Polyester mesh is composed of polyethylene terephthalate and is a hydrophilic, heavyweight, macroporous mesh. This mesh has several different weaves that can yield a two-dimensional flat screen–like mesh and a three-dimensional multifilament weave. Unprotected polyester mesh should not be placed directly on the viscera because unacceptable rates of erosion and bowel obstruction have been reported. When placed in the preperitoneal position in complex ventral hernia repairs, complication rates are low.
When placing mesh in an intraperitoneal position, several options are available. A single sheet of mesh with both sides constructed to reduce adhesions, or a composite-type mesh with one side made to promote tissue ingrowth and the other to resist adhesion formation, are available. Single-sheet mesh is composed of expanded PTFE (polytetrafluoroethylene). This prosthetic has a visceral side that is microporous (3 µm) and an abdominal wall side that is macroporous (17 to 22 µm) and promotes tissue ingrowth. This product differs from other synthetic meshes in that it is flexible and smooth. Some fibroblast proliferation occurs through the pores, but PTFE is impermeable to fluid. Unlike polypropylene, PTFE is not incorporated into the native tissue. Encapsulation occurs slowly and infection can occur during the encapsulation process. When infected, PTFE almost always must be removed.

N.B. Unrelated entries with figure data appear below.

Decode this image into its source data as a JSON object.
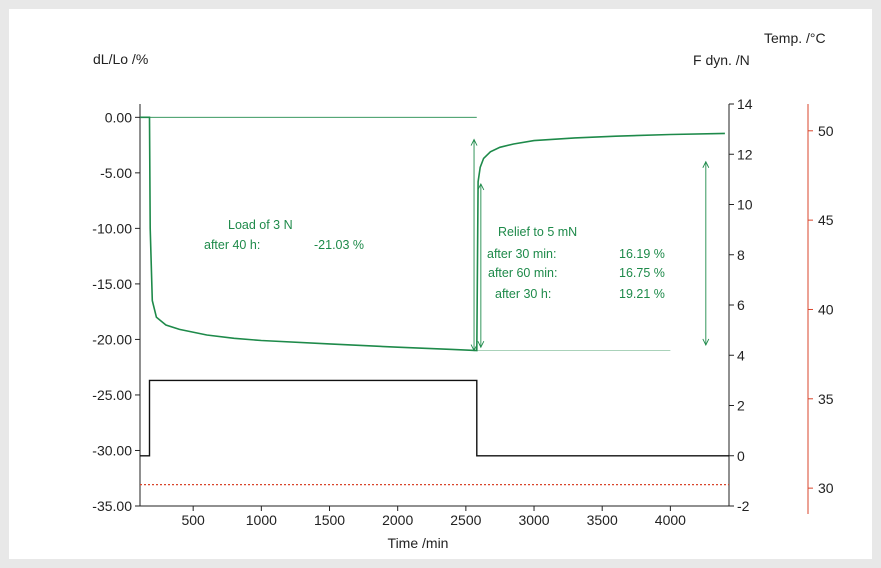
{
  "chart_data": {
    "type": "line",
    "xlabel": "Time /min",
    "ylabel_left": "dL/Lo /%",
    "ylabel_right1": "F dyn. /N",
    "ylabel_right2": "Temp. /°C",
    "xlim": [
      110,
      4430
    ],
    "x_ticks": [
      500,
      1000,
      1500,
      2000,
      2500,
      3000,
      3500,
      4000
    ],
    "ylim_left": [
      -35,
      1.2
    ],
    "y_ticks_left": [
      "0.00",
      "-5.00",
      "-10.00",
      "-15.00",
      "-20.00",
      "-25.00",
      "-30.00",
      "-35.00"
    ],
    "ylim_right1": [
      -2,
      14
    ],
    "y_ticks_right1": [
      14,
      12,
      10,
      8,
      6,
      4,
      2,
      0,
      -2
    ],
    "ylim_right2": [
      29,
      51.5
    ],
    "y_ticks_right2": [
      50,
      45,
      40,
      35,
      30
    ],
    "colors": {
      "strain": "#1e8a4a",
      "force": "#111111",
      "temp": "#d9452b",
      "annotation": "#1e8a4a"
    },
    "series": [
      {
        "axis": "left",
        "color": "#1e8a4a",
        "x": [
          110,
          180,
          185,
          200,
          230,
          300,
          400,
          600,
          800,
          1000,
          1500,
          2000,
          2400,
          2580,
          2590,
          2605,
          2630,
          2680,
          2750,
          2850,
          3000,
          3300,
          3600,
          4000,
          4400
        ],
        "y": [
          0,
          0,
          -10,
          -16.5,
          -18,
          -18.7,
          -19.1,
          -19.6,
          -19.9,
          -20.1,
          -20.4,
          -20.7,
          -20.9,
          -21.0,
          -5.8,
          -4.5,
          -3.7,
          -3.1,
          -2.7,
          -2.4,
          -2.1,
          -1.85,
          -1.7,
          -1.55,
          -1.45
        ]
      },
      {
        "axis": "right1",
        "color": "#111111",
        "x": [
          110,
          180,
          180,
          2580,
          2580,
          4430
        ],
        "y": [
          0,
          0,
          3,
          3,
          0,
          0
        ]
      },
      {
        "axis": "right2",
        "color": "#d9452b",
        "style": "dotted",
        "x": [
          110,
          4430
        ],
        "y": [
          30.2,
          30.2
        ]
      }
    ],
    "annotations": {
      "load_title": "Load of 3 N",
      "load_label": "after 40 h:",
      "load_value": "-21.03 %",
      "relief_title": "Relief to 5 mN",
      "relief_rows": [
        {
          "label": "after 30 min:",
          "value": "16.19 %"
        },
        {
          "label": "after 60 min:",
          "value": "16.75 %"
        },
        {
          "label": "after 30 h:",
          "value": "19.21 %"
        }
      ]
    }
  }
}
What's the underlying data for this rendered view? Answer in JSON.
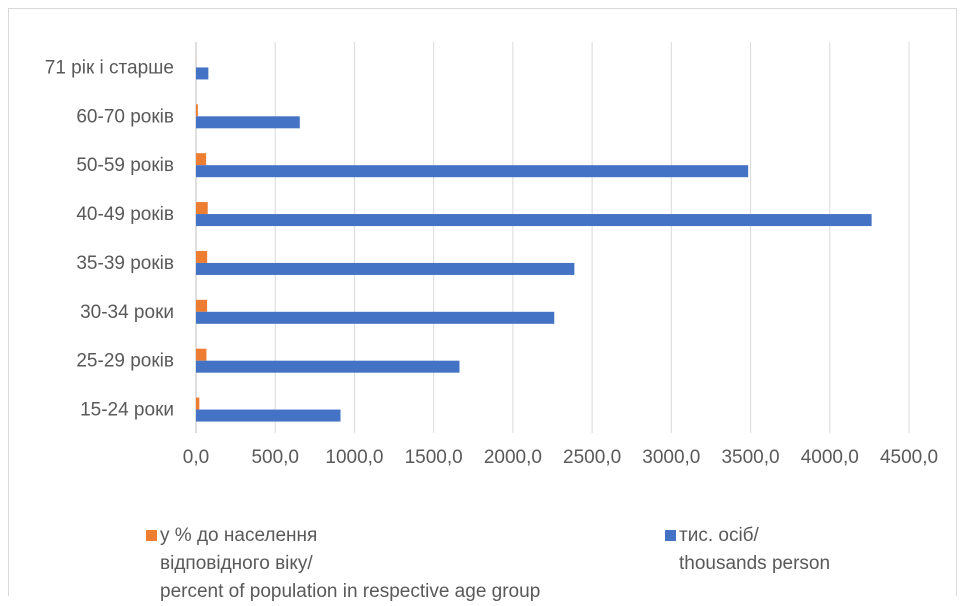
{
  "chart_data": {
    "type": "bar",
    "orientation": "horizontal",
    "categories": [
      "15-24 роки",
      "25-29 років",
      "30-34 роки",
      "35-39 років",
      "40-49 років",
      "50-59 років",
      "60-70 років",
      "71 рік і старше"
    ],
    "series": [
      {
        "name_lines": [
          "у % до  населення",
          "відповідного віку/",
          "percent of population in respective age group"
        ],
        "color": "#ed7d31",
        "values": [
          21.0,
          66.0,
          70.0,
          70.5,
          74.0,
          64.0,
          12.0,
          0.5
        ]
      },
      {
        "name_lines": [
          "тис. осіб/",
          "thousands person"
        ],
        "color": "#4472c4",
        "values": [
          912.0,
          1663.0,
          2261.0,
          2388.0,
          4264.0,
          3485.0,
          655.0,
          78.0
        ]
      }
    ],
    "x_ticks": [
      "0,0",
      "500,0",
      "1000,0",
      "1500,0",
      "2000,0",
      "2500,0",
      "3000,0",
      "3500,0",
      "4000,0",
      "4500,0"
    ],
    "xlim": [
      0,
      4500
    ],
    "grid": true,
    "gridline_color": "#d9d9d9",
    "legend_position": "bottom"
  }
}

To promote better tissue integration, composite mesh was developed. This product combines the attributes of polypropylene and PTFE by layering the two substances on top of one another. The PTFE surface serves as a permanent protective interface against the bowel and the polypropylene side faces superficially, to be incorporated into the native fascial tissue. These materials have variable rates of contraction and, when placed together, can result in buckling of the mesh and visceral exposure to the polypropylene component. Recently, other composite meshes have been developed that combine a macroporous mesh with a temporary, absorbable antiadhesive barrier. Basic constructs of these mesh materials include heavyweight or lightweight polypropylene, or polyester. Absorbable barriers are typically composed of oxidized regenerated cellulose, omega-3 fatty acids, or collagen hydrogels. A number of small animal studies have validated the antiadhesive properties of these barriers, but currently no human trials exist evaluating the ability of these composite materials to resist adhesion formation.